The reader clearly ascertains that unconditional love is not without sacrifice. To truly love means washing away one’s own hopes and dreams, especially, in the case of a mother and father. Summerhayes Cariou writes “Death ate our food and slept in our beds, making itself at home like a long lost member of the family. Our hopes curled into thin shavings that piled up around our feet.” The author plagued with culpability propels critical scenes in this read, such as relinquishing a lifetime career opportunity to be close to her sister.

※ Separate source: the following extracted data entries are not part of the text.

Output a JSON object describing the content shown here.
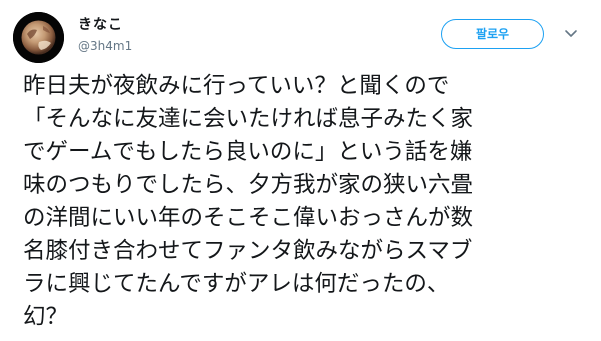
{
  "user": {
    "display_name": "きなこ",
    "handle": "@3h4m1",
    "avatar_icon": "dwarf-planet-avatar-icon"
  },
  "actions": {
    "follow_label": "팔로우",
    "more_icon": "chevron-down-icon"
  },
  "tweet": {
    "lines": [
      "昨日夫が夜飲みに行っていい？と聞くので",
      "「そんなに友達に会いたければ息子みたく家",
      "でゲームでもしたら良いのに」という話を嫌",
      "味のつもりでしたら、夕方我が家の狭い六畳",
      "の洋間にいい年のそこそこ偉いおっさんが数",
      "名膝付き合わせてファンタ飲みながらスマブ",
      "ラに興じてたんですがアレは何だったの、",
      "幻？"
    ]
  },
  "colors": {
    "accent": "#1da1f2",
    "text": "#14171a",
    "muted": "#657786"
  }
}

The quest to provide the best life possible for their child drives Summerhayes’ family to establish the Canadian Chapter of Cystic Fibrosis Foundation. A portion of the proceeds from this book will go to Canadian Cystic Fibrosis Foundation. Sixtyfive Roses is an inspirational read, similar to planting a garden, filled with murky moments that serve as basis to grow beautiful flowers. In the case of Sixtyfive Roses, Pam’s request of her sister Heather, to write their story, is the stunning flower for the world to witness.